Similarly, analyst Cheds Trading pointed out that XRP is nearing what he describes as a “high-timeframe breakdown.” He highlighted a potential rounding top or double-top formation, indicating that a confirmed dip below $1.88, where the pattern”s neckline exists, could lead to a significant move toward the 200-day moving average near $1.
Despite this cautious outlook, other traders argue that XRP is stabilizing rather than on the verge of collapse. Trader Niels noted that XRP is once again sweeping liquidity near the $1.80 support zone and exhibiting bullish divergence on the daily chart, a setup that often precedes relief rallies. He suggested that a breakout above $2.20 could enable XRP to rise by 27% to 37%, targeting the $2.80 to $3.00 region in the coming weeks, provided broader market conditions improve.
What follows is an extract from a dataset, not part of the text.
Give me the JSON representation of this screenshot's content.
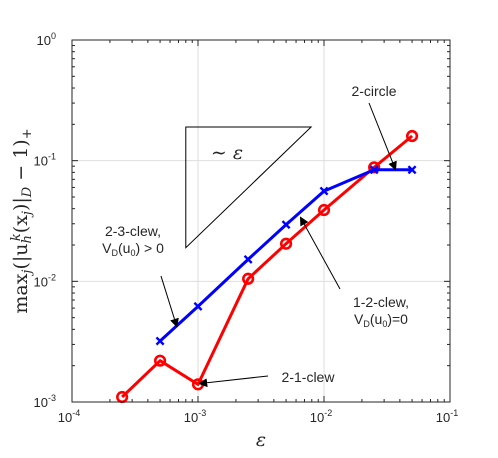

Another analyst, ChartNerd, observed parallels between XRP”s current structure and its accumulation phase from 2023 to 2024, which led to a sharp breakout in late 2024. He proposed that XRP may continue to consolidate before entering a new markup phase.
The mixed sentiment surrounding XRP persists despite steady inflows into spot XRP ETFs, which have experienced 18 consecutive days of positive closes. Market commentator Efloud remarked that XRP”s chart structure remains weak, noting that the token has lost key daily imbalance zones. He emphasized that without reclaiming essential resistance levels, such as $1.98, any upward movements are likely to be short-lived. Additionally, Efloud mentioned that if selling pressure intensifies, the $1.53 area could become a potential accumulation zone, though he clarified that this was a hypothetical scenario rather than a definitive price target.